Interview with Karl Hermanns, Global Managing Director at Christie’s
Karl Hermanns is the Global Managing Director at Christie’s, and he has a huge wealth of experience in the luxury field with particular expertise in strategy and marketing of brands.
Hermanns started out in the analytical halls of Ernst & Young, before going on to head up the marketing department at Barneys New York, where he oversaw a huge transformation into both digital and physical growth that extended beyond the US. Karl now runs a series of departments at Christie’s, where he has been an integral part of cultivating fresh appeal with the next gen. Due to this varied experience across the retail and art worlds, his insight into where the luxury space may be heading next is quite fascinating.
When it comes to defining what luxury is, Hermanns believes there are at least three things to consider, which can be summed up under the umbrellas of quality, status and investment. Understanding these, and indeed how they are changing, is critical to establishing how brands might be able to compete with the traditional luxury players.
“The mega brands are doing better than ever, and even during the pandemic have significantly increased their business,” he says, citing the likes of LVMH, Kering and Richemont, which house many of the biggest luxury fashion labels in the world. “Part of their success is down to their resources, which allows them to pick creative directors who have their fingers on the pulse of popular culture.”
He names Alessandro Michele at Gucci and Virgil Abloh at Louis Vuitton as the best examples of this.
“Regardless of how great all their research is, without the creative vision, these two brands would not have achieved what they have. It’s a classic combination of creative, analytics and execution that creates such strong success in the big brands.”
But, how do the less well-known companies, particularly those who may not be traditionally labelled as luxury, compete with these mega brands? Hermanns believes that it is all about finding your own space.
“You have to consider what niche opportunities there are. This was the strategy when I was at Barneys. The store was not about the mega brands, but we focused on finding the interesting, new and emerging or the undiscovered heritage labels.”

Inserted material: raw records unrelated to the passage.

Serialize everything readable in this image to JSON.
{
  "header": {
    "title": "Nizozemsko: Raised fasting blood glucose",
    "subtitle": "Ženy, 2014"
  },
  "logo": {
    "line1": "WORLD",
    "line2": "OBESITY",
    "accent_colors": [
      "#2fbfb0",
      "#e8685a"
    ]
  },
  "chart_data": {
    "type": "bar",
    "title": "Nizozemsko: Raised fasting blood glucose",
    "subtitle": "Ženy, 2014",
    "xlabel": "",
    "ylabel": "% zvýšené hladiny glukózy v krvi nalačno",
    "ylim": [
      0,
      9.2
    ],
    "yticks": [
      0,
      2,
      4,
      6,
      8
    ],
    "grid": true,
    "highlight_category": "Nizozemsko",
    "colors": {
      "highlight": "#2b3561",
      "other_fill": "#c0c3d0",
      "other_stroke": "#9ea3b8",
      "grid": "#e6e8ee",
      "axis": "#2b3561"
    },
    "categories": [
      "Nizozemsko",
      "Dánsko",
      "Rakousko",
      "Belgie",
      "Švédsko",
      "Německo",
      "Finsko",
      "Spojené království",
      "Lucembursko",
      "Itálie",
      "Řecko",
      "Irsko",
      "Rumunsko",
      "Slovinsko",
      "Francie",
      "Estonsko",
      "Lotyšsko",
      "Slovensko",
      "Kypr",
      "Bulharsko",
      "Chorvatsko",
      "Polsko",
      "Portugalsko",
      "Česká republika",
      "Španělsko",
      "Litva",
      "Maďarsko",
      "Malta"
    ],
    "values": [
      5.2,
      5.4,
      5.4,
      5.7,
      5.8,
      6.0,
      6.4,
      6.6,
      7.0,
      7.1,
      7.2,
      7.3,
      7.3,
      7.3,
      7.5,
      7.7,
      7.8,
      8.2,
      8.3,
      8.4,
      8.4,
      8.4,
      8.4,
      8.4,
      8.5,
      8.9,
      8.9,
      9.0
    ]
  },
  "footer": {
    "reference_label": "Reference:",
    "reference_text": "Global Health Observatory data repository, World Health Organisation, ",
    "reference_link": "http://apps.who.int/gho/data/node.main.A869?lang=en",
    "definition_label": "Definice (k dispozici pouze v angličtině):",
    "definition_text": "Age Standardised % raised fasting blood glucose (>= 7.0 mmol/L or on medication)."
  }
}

You can already see this succeeding in situations where brands have been able to create niche, devoted audiences like at cult cycling brand Rapha, a company whose consumers feel truly connected to it.
“You could think of it as the passion market, where your clients are completely dedicated. It seems to be a successful space, but it is a completely different proposition than where you have Louis Vuitton or Gucci, which is all about status and creative drive.”
This idea of status, which may be why something is considered luxury, is interesting because, unlike luxury being seen as high quality (the best materials, craftsmanship, service) or a smart investment, status symbols are very subjective and can change quite dramatically. And, the prevalence of obvious logos on high-fashion items today suggests that status is more important than ever.
“A definition for luxury being linked to status is nothing new. This is not a 21st century phenomenon, it was happening as far back as the Renaissance. This has always existed, and it will always exist, it is human nature to impress and benchmark ourselves, for better or worse.”
However, although the idea of wanting status doesn’t change, what is considered a status symbol can.
“Status is now hugely fragmented, with plenty of micro tribes that exist,” Hermanns explains, noting how the traditional art world is completely mystified by the recent introduction of NFTs (which in less than 12 months has seen Christie’s book $100M of sales). The same can be seen in some areas of fashion.
“Streetwear is a good example of this. Brands like Supreme and Vetements can charge £1,000 for a pair of recycled jeans or £500 for a plain printed T-shirt – and that’s just at retail. Then you have the phenomenon of the resale market, where these limited-edition pieces can be sold for much more. There is a trading mentality. Companies like Stock X, which are literally trading platforms for rare sneakers, have become enormous business.”
So, we see customers investing in items which would not traditionally have been considered luxury high-fashion pieces, because they offer a certain level of status. This can also happen partly because of wider global trends, for example with sustainability and how that is catapulting the resale market forwards.
“The pre-owned market is seeing several significant players establish themselves, including the Real Real and Vestiaire. And now, after that success, you actually are seeing the mega brands investing into these platforms themselves and selling upcycled previous collections.”
The pandemic too has of course had huge implications on trends for the luxury market.
“The whole world had to accelerate its digital expression over the last 18 months,” Hermanns says. “It is no secret that the art world was way behind. Across the board, nobody had put enough thought and investment into digital and so we have all been scrambling to catch up. We have achieved five years of progress is one year, forced by the circumstances.”
However, Hermanns does not believe things will go completely digital for good – “there will be a balance” – and he thinks that, ultimately, the pandemic will not impact shopping habits in the way we thought it might.
“Some people talk about how we won’t go back to how things were, but I don’t think that’s true at all. We have seen it with other tragedies and we’ll see it again, the pandemic will not change human nature. We want nice things and we want to show them off to impress our peers.”
What these nice things are though is down to how brands can connect with and appeal to consumers going forward.